Many substances and conditions are known to cause endothelial cell activation and release of VWF from Weibel-Palade bodies, including hypoxia, epinephrine, thrombin, fibrin, cytokines, endotoxin, components of the complement system, and reactive oxygen intermediates 25-31. Many of these elements are probably present in the postoperative scenario of CCHD, and might explain the elevation of plasma VWF:Ag. Although hepatic stellate cell damage may be considered as a potential cause of altered ADAMTS-13 level 32,33, our postoperative findings are probably better explained by moderate protease consumption in the presence of elevated VWF:Ag. Altered synthesis (cytokinemia) and/or abnormal degradation (plasmin, thrombin) cannot be excluded 34,35.

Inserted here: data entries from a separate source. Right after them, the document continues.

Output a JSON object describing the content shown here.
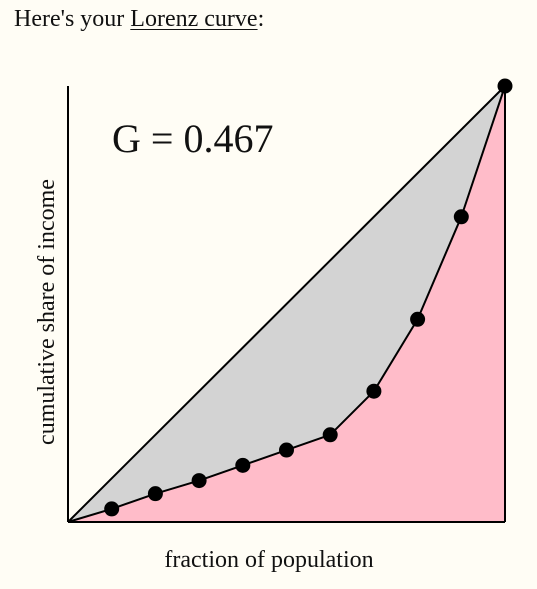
{
  "intro": {
    "text_before": "Here's your ",
    "link_label": "Lorenz curve",
    "text_after": ":"
  },
  "chart_data": {
    "type": "line",
    "title": "",
    "annotation": "G = 0.467",
    "xlabel": "fraction of population",
    "ylabel": "cumulative share of income",
    "xlim": [
      0,
      1
    ],
    "ylim": [
      0,
      1
    ],
    "grid": false,
    "legend": "none",
    "equality_line": {
      "x": [
        0,
        1
      ],
      "y": [
        0,
        1
      ]
    },
    "series": [
      {
        "x": [
          0,
          0.1,
          0.2,
          0.3,
          0.4,
          0.5,
          0.6,
          0.7,
          0.8,
          0.9,
          1.0
        ],
        "y": [
          0,
          0.03,
          0.065,
          0.095,
          0.13,
          0.165,
          0.2,
          0.3,
          0.465,
          0.7,
          1.0
        ],
        "markers": [
          false,
          true,
          true,
          true,
          true,
          true,
          true,
          true,
          true,
          true,
          true
        ]
      }
    ],
    "colors": {
      "gap_fill": "#d3d3d3",
      "below_curve_fill": "#ffbcc9",
      "line": "#000000",
      "marker": "#000000"
    }
  }
}
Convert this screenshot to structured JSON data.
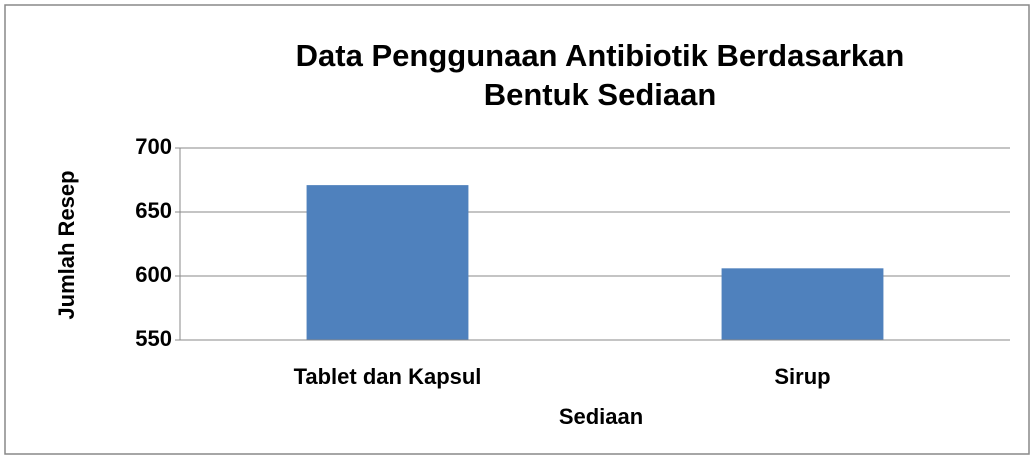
{
  "chart_data": {
    "type": "bar",
    "title": "Data Penggunaan Antibiotik Berdasarkan Bentuk Sediaan",
    "x_label": "Sediaan",
    "y_label": "Jumlah Resep",
    "categories": [
      "Tablet dan Kapsul",
      "Sirup"
    ],
    "values": [
      671,
      606
    ],
    "color": "#4f81bd",
    "ylim": [
      550,
      700
    ],
    "yticks": [
      550,
      600,
      650,
      700
    ],
    "grid": true
  }
}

Previously, preoperative abnormalities of VWF structure have been associated with postoperative bleeding in patients with aortic valve stenosis. Altered flow conditions through the aortic valve probably account for unfolding of the VWF molecule, thus facilitating its binding to platelet membrane glycoproteins, with subsequent proteolytic cleavage 36. Our data do not necessarily indicate a causal relationship between lowered preoperative ADAMTS-13 activity and postoperative bleeding. Rather, altered ADAMTS-13 levels should be viewed as part of an overall process of microvascular dysfunction, where abnormal functioning of endothelial cells and platelets, as well as inflammatory mediators contribute to an increased risk of bleeding. Further studies are necessary to clarify these intriguing and interesting relationships.

Thus, children with CCHD have abnormalities in circulating ADAMTS-13 and its substrate VWF that resemble those observed in disorders associated with microangiopathy and coagulopathy. Preoperative and postoperative data suggested abnormal proteolytic cleavage of VWF multimers associated with ADAMTS-13 consumption.